Amazon hydrology: Advances and perspectives in monitoring by remote sensing
Type:
Thematic Session
Category:
Amazon Hydrology
Place:
Room 2
Date and time:
11:30 to 13:40 on 04/15/2025
ABSTRACT: The Amazon Basin harbors one of the most vital ecosystems globally. It plays a crucial role in climate regulation and rainfall patterns across South America. However, the Amazon faces severe threats from anthropogenic pressures such as deforestation, human-induced fires, dam construction, and illegal mining. Additionally, climate change exacerbates these threats, with increasing floods, and droughts, endangering the aquatic environment. While monitoring the Amazon is essential, in-situ methods are limited due to its vast size and remote areas.

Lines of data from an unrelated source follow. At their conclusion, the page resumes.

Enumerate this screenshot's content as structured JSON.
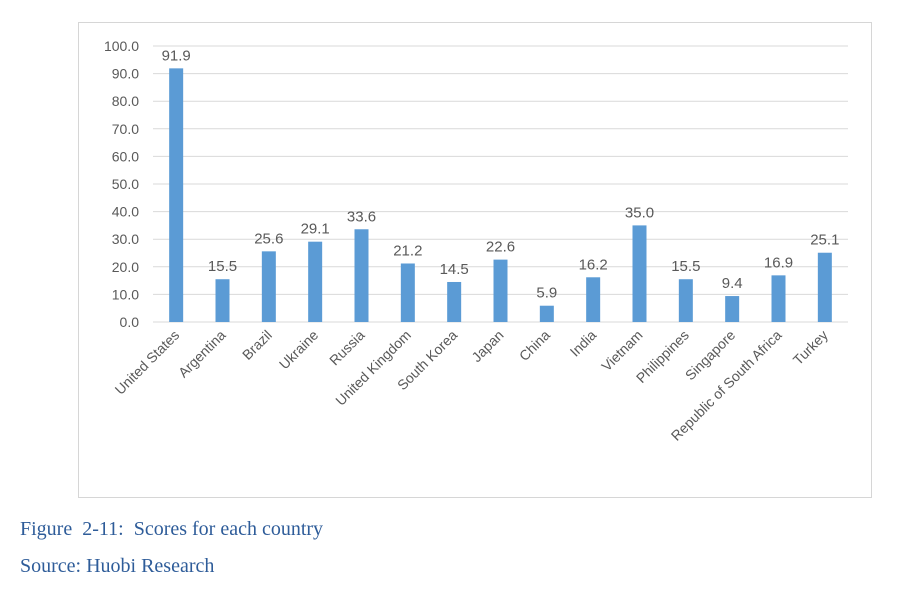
{
  "caption": {
    "figure": "Figure  2-11:  Scores for each country",
    "source": "Source: Huobi Research"
  },
  "chart_data": {
    "type": "bar",
    "categories": [
      "United States",
      "Argentina",
      "Brazil",
      "Ukraine",
      "Russia",
      "United Kingdom",
      "South Korea",
      "Japan",
      "China",
      "India",
      "Vietnam",
      "Philippines",
      "Singapore",
      "Republic of South Africa",
      "Turkey"
    ],
    "values": [
      91.9,
      15.5,
      25.6,
      29.1,
      33.6,
      21.2,
      14.5,
      22.6,
      5.9,
      16.2,
      35.0,
      15.5,
      9.4,
      16.9,
      25.1
    ],
    "value_labels": [
      "91.9",
      "15.5",
      "25.6",
      "29.1",
      "33.6",
      "21.2",
      "14.5",
      "22.6",
      "5.9",
      "16.2",
      "35.0",
      "15.5",
      "9.4",
      "16.9",
      "25.1"
    ],
    "yticks": [
      "0.0",
      "10.0",
      "20.0",
      "30.0",
      "40.0",
      "50.0",
      "60.0",
      "70.0",
      "80.0",
      "90.0",
      "100.0"
    ],
    "ylim": [
      0,
      100
    ],
    "grid": true,
    "bar_color": "#5b9bd5",
    "grid_color": "#d9d9d9",
    "text_color": "#595959"
  }
}
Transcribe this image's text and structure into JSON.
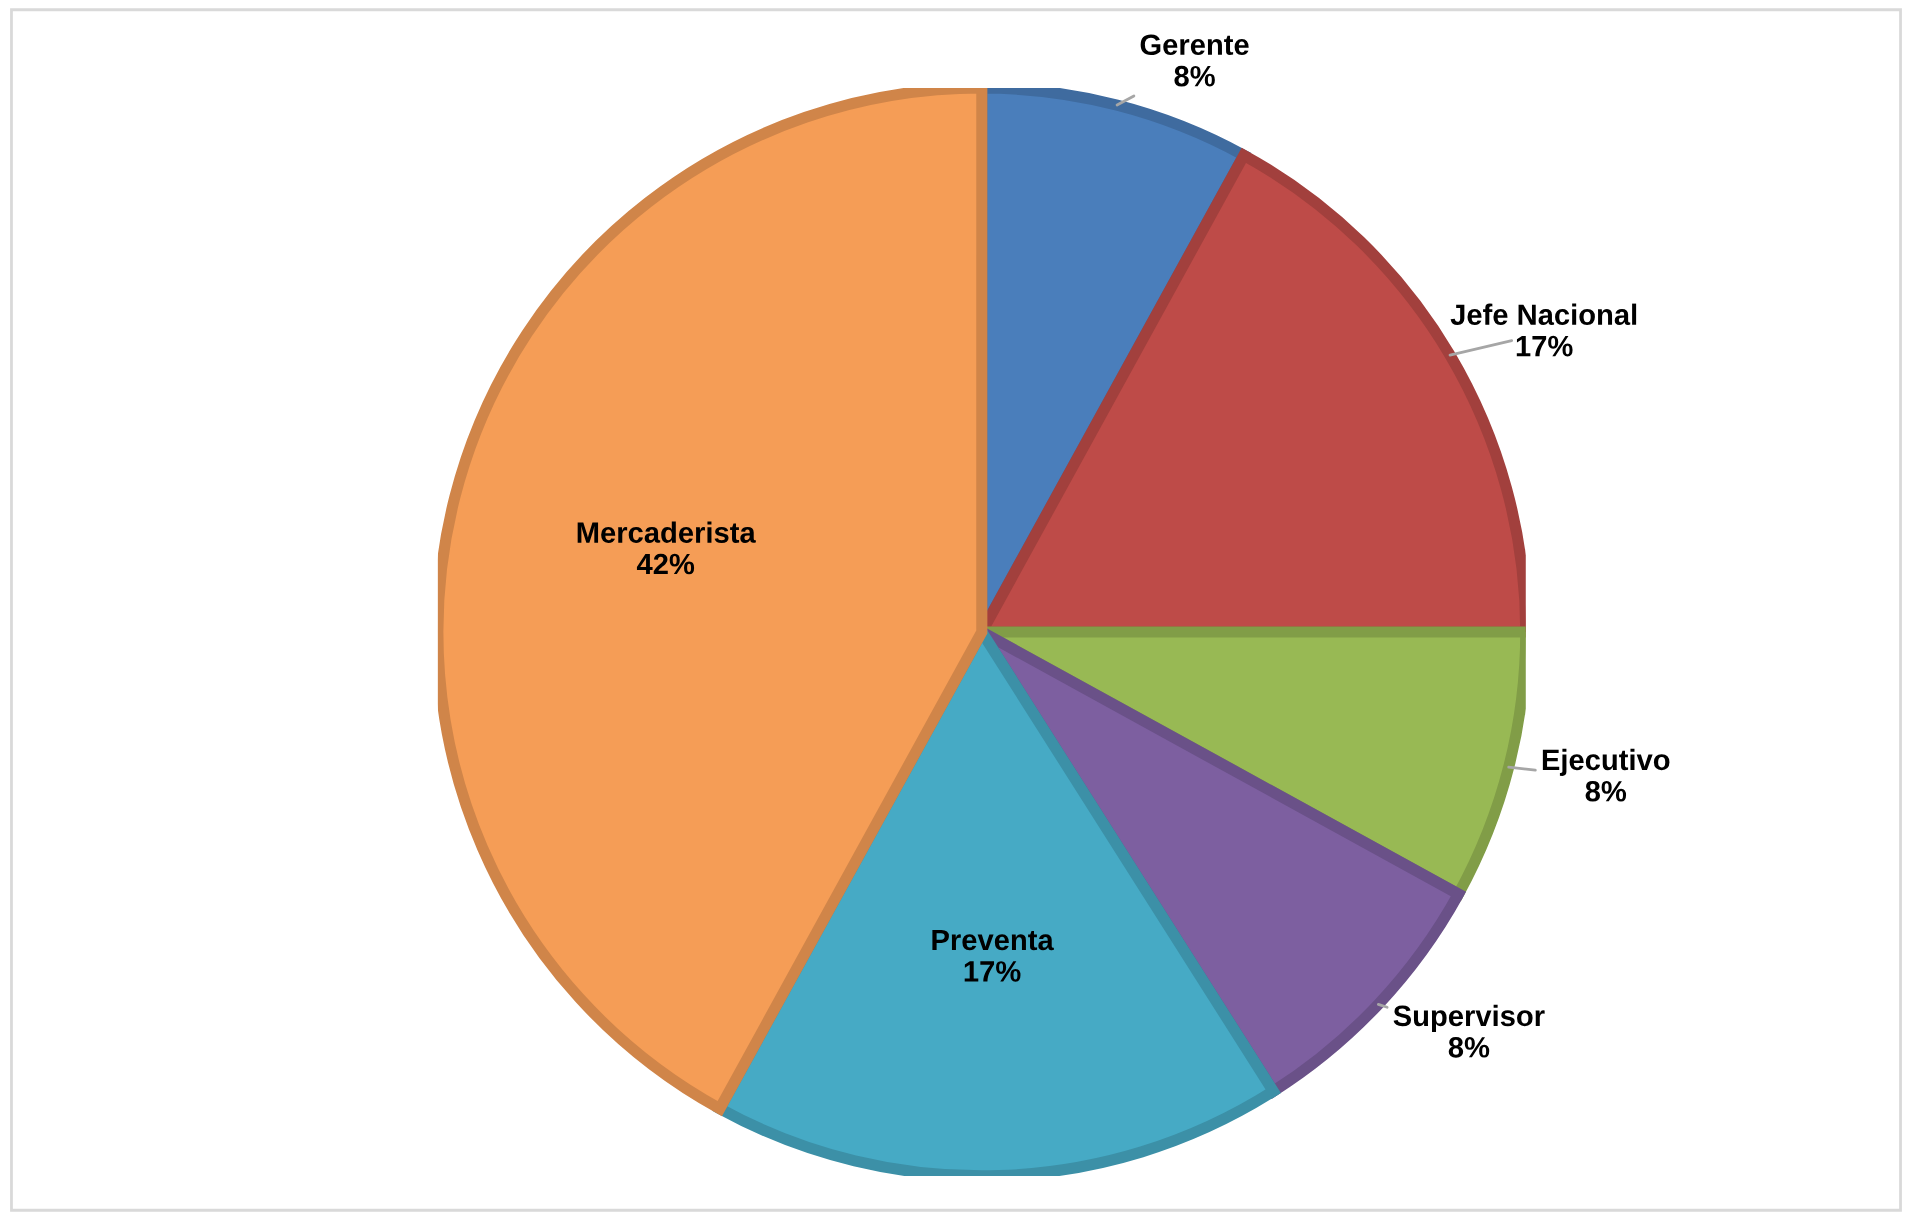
{
  "chart_data": {
    "type": "pie",
    "categories": [
      "Gerente",
      "Jefe Nacional",
      "Ejecutivo",
      "Supervisor",
      "Preventa",
      "Mercaderista"
    ],
    "values": [
      8,
      17,
      8,
      8,
      17,
      42
    ],
    "colors": [
      "#4a7ebb",
      "#be4b48",
      "#98b954",
      "#7d5fa0",
      "#46aac5",
      "#f59d56"
    ],
    "value_labels": [
      "8%",
      "17%",
      "8%",
      "8%",
      "17%",
      "42%"
    ],
    "legend": false
  }
}
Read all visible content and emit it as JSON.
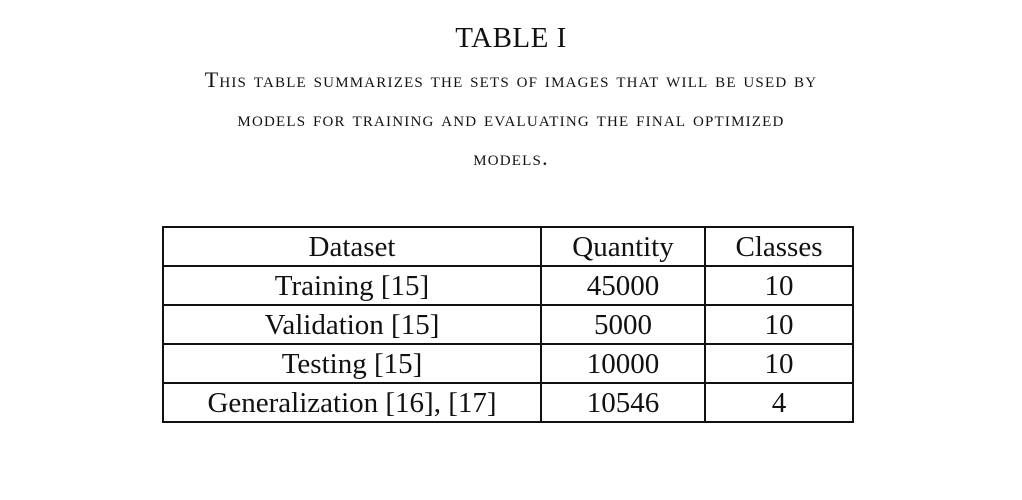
{
  "caption": {
    "label": "TABLE I",
    "lines": [
      "This table summarizes the sets of images that will be used by",
      "models for training and evaluating the final optimized",
      "models."
    ]
  },
  "table": {
    "headers": [
      "Dataset",
      "Quantity",
      "Classes"
    ],
    "rows": [
      [
        "Training [15]",
        "45000",
        "10"
      ],
      [
        "Validation [15]",
        "5000",
        "10"
      ],
      [
        "Testing [15]",
        "10000",
        "10"
      ],
      [
        "Generalization [16], [17]",
        "10546",
        "4"
      ]
    ]
  }
}
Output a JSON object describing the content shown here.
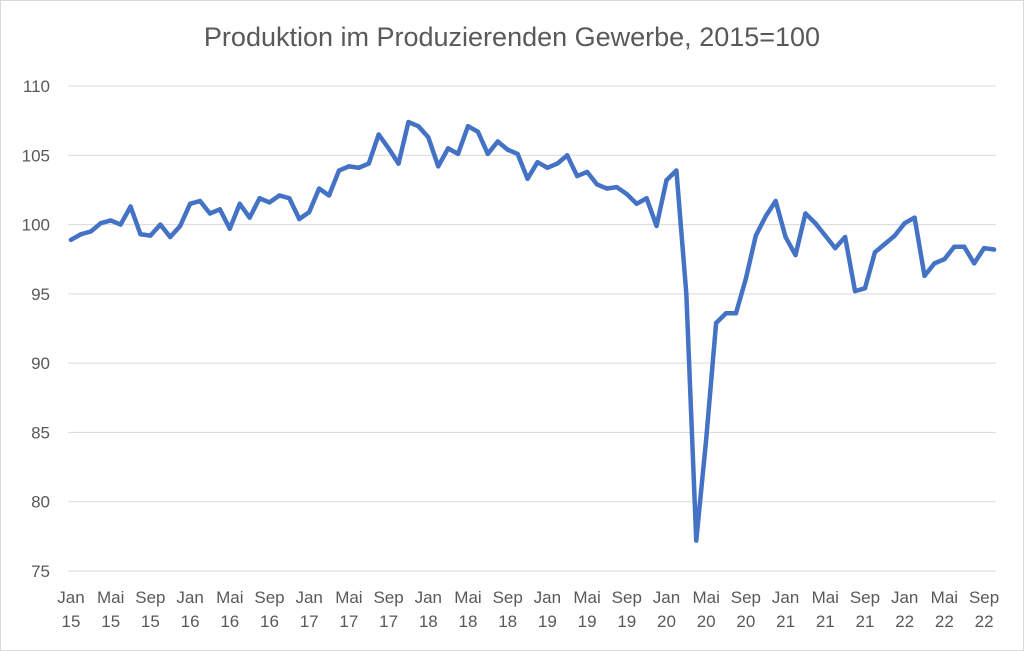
{
  "chart_data": {
    "type": "line",
    "title": "Produktion im Produzierenden Gewerbe, 2015=100",
    "xlabel": "",
    "ylabel": "",
    "ylim": [
      75,
      110
    ],
    "yticks": [
      75,
      80,
      85,
      90,
      95,
      100,
      105,
      110
    ],
    "grid": true,
    "legend": "none",
    "line_color": "#4472c4",
    "x_tick_labels": [
      {
        "month": "Jan",
        "year": "15",
        "index": 0
      },
      {
        "month": "Mai",
        "year": "15",
        "index": 4
      },
      {
        "month": "Sep",
        "year": "15",
        "index": 8
      },
      {
        "month": "Jan",
        "year": "16",
        "index": 12
      },
      {
        "month": "Mai",
        "year": "16",
        "index": 16
      },
      {
        "month": "Sep",
        "year": "16",
        "index": 20
      },
      {
        "month": "Jan",
        "year": "17",
        "index": 24
      },
      {
        "month": "Mai",
        "year": "17",
        "index": 28
      },
      {
        "month": "Sep",
        "year": "17",
        "index": 32
      },
      {
        "month": "Jan",
        "year": "18",
        "index": 36
      },
      {
        "month": "Mai",
        "year": "18",
        "index": 40
      },
      {
        "month": "Sep",
        "year": "18",
        "index": 44
      },
      {
        "month": "Jan",
        "year": "19",
        "index": 48
      },
      {
        "month": "Mai",
        "year": "19",
        "index": 52
      },
      {
        "month": "Sep",
        "year": "19",
        "index": 56
      },
      {
        "month": "Jan",
        "year": "20",
        "index": 60
      },
      {
        "month": "Mai",
        "year": "20",
        "index": 64
      },
      {
        "month": "Sep",
        "year": "20",
        "index": 68
      },
      {
        "month": "Jan",
        "year": "21",
        "index": 72
      },
      {
        "month": "Mai",
        "year": "21",
        "index": 76
      },
      {
        "month": "Sep",
        "year": "21",
        "index": 80
      },
      {
        "month": "Jan",
        "year": "22",
        "index": 84
      },
      {
        "month": "Mai",
        "year": "22",
        "index": 88
      },
      {
        "month": "Sep",
        "year": "22",
        "index": 92
      }
    ],
    "series": [
      {
        "values": [
          98.9,
          99.3,
          99.5,
          100.1,
          100.3,
          100.0,
          101.3,
          99.3,
          99.2,
          100.0,
          99.1,
          99.9,
          101.5,
          101.7,
          100.8,
          101.1,
          99.7,
          101.5,
          100.5,
          101.9,
          101.6,
          102.1,
          101.9,
          100.4,
          100.9,
          102.6,
          102.1,
          103.9,
          104.2,
          104.1,
          104.4,
          106.5,
          105.5,
          104.4,
          107.4,
          107.1,
          106.3,
          104.2,
          105.5,
          105.1,
          107.1,
          106.7,
          105.1,
          106.0,
          105.4,
          105.1,
          103.3,
          104.5,
          104.1,
          104.4,
          105.0,
          103.5,
          103.8,
          102.9,
          102.6,
          102.7,
          102.2,
          101.5,
          101.9,
          99.9,
          103.2,
          103.9,
          95.0,
          77.2,
          84.5,
          92.9,
          93.6,
          93.6,
          96.1,
          99.2,
          100.6,
          101.7,
          99.1,
          97.8,
          100.8,
          100.1,
          99.2,
          98.3,
          99.1,
          95.2,
          95.4,
          98.0,
          98.6,
          99.2,
          100.1,
          100.5,
          96.3,
          97.2,
          97.5,
          98.4,
          98.4,
          97.2,
          98.3,
          98.2
        ]
      }
    ]
  }
}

Remote sensing offers an alternative to providing comprehensive, high-resolution spatiotemporal data critical for understanding the basin's hydrological processes. Recent advancements in Earth Observation missions, including passive sensors (Sentinel-2/MSI, Sentinel-3/OLCI, EnMAP, PRISMA, PACE, Landsat-8/9, PlanetScope SuperDove) and active sensors (Sentinel-1, SWOT, IceEYE) have significantly expanded the capabilities for detecting and monitoring the Amazon's water quantity and quality. This section has a twofold objective: highlight how remote sensing has been crucial to studying the Amazon Basin's hydrology and to explore new applications of remote sensing data, particularly in the context of climate change, thereby contributing to the sustainable management and preservation of this critical ecosystem.